Gurgel Carajás was a Brazilian SUV produced by small manufacturer Gurgel between late 1984 and 1994. The name refers to a mountain range in western Brazil as well as to the native tribe living there. All Carajás were two-wheel drive and were produced with three engine options: gasoline and ethanol of 1800 cc displacement, and as a 1600 cc diesel. It has a front engine and a rear transmission, connecting both by the use of a transaxle system called Tork Tube System, or TTS for short. This layout added weight onto the driving rear wheels, boosting offroad abilities somewhat. Gurgel also installed "Selectraction", a system with two levers which allowed for brakes to be individually applied to either rear wheel, thus transmitting power to the other wheel.

The initial range was all two-door models, in either a base or luxo form. Four body variants were available: the TR (Teto Rígido, fixed roof) represented nearly all sales. The other three variants were TL (Teto de Lona, canvas top), RL (Rígido Lona, canvas with fixed roof and doors in front) and MM (Modelo Militar, for military use). The TL and RL models were soon removed from catalogues. In 1988 the equipment levels were renamed LE (basic) and VIP (more luxurious). In 1989 a four-door model sitting on a slightly longer wheelbase was presented; this version uses the same front doors as the ones fitted to the two-door models.

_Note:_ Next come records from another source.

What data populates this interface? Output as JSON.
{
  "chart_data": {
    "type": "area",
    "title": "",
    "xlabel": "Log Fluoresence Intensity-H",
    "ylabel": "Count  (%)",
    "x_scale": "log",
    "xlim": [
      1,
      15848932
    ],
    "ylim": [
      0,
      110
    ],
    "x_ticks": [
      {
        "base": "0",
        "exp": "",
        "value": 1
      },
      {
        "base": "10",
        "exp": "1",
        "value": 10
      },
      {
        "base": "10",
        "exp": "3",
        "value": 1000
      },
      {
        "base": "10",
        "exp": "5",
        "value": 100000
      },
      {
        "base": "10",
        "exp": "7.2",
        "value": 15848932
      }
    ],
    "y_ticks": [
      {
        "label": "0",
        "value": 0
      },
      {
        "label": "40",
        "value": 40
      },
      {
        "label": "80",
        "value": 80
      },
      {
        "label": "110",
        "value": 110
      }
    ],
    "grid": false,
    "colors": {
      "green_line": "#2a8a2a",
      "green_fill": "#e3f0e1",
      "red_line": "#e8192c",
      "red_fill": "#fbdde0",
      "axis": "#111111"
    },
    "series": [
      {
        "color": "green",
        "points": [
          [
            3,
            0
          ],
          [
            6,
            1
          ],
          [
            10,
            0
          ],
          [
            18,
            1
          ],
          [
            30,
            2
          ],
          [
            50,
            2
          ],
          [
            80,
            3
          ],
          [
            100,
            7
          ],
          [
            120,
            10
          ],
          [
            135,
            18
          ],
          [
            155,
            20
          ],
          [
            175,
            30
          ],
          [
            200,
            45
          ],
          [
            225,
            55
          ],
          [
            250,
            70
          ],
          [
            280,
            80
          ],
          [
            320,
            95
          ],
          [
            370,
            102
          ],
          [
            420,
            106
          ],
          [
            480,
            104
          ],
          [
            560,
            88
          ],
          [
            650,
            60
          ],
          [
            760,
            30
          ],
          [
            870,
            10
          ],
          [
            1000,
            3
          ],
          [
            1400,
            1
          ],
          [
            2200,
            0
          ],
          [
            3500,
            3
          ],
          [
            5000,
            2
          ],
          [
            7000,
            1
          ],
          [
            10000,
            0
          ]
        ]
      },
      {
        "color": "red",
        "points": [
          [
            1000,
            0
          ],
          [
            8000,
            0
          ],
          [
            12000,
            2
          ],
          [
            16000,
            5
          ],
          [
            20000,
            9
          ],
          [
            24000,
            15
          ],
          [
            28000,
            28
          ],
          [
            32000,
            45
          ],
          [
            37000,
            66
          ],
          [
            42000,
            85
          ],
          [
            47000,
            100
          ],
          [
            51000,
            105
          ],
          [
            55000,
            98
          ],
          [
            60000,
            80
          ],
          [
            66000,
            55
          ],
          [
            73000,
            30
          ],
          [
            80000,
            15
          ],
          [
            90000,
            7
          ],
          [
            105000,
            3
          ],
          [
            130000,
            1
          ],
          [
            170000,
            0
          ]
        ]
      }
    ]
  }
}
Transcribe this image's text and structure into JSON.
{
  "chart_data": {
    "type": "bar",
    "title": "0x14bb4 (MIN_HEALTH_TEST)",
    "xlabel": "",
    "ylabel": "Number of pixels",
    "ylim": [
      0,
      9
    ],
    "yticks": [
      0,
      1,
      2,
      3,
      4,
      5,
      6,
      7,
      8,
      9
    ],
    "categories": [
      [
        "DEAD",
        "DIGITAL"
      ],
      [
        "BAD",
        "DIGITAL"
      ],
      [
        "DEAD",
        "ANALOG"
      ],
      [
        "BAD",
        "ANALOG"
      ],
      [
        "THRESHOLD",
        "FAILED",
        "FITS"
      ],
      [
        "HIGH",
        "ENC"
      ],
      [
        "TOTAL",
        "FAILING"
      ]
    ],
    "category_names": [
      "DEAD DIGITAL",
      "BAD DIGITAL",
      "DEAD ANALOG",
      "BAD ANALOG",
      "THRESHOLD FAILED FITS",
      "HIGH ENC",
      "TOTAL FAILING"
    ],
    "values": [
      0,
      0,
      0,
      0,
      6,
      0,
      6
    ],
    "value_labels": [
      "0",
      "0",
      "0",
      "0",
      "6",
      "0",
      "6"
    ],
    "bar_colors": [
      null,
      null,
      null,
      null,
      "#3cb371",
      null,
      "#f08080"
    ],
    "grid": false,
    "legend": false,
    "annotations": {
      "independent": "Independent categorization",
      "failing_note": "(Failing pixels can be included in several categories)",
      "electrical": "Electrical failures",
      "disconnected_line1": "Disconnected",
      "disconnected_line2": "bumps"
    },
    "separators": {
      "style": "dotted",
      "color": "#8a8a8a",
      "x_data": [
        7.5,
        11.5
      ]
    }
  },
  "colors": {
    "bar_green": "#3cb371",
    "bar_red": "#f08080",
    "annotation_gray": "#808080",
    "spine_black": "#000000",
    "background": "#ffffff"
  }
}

Between 1985 and 1990, it was the number one selling vehicle in its class in Brazil. In 1989, the Gurgel Carajás had a 75 percent market share in the category, while the only other locally made option - the very expensive Toyota Bandeirante - represented the remaining 25 percent. Between 1976 and 1990, new vehicle imports was not permitted in Brazil.

This success, however, ended in the second half of 1990, when the Lada Niva came to Brazil. Sales of the Gurgel Carajás fell dramatically. For Gurgel, this vehicle had been very profitable until 1990; in January 1991, regular production was halted. The Carajás remained available on order until Gurgel's 1994 bankruptcy.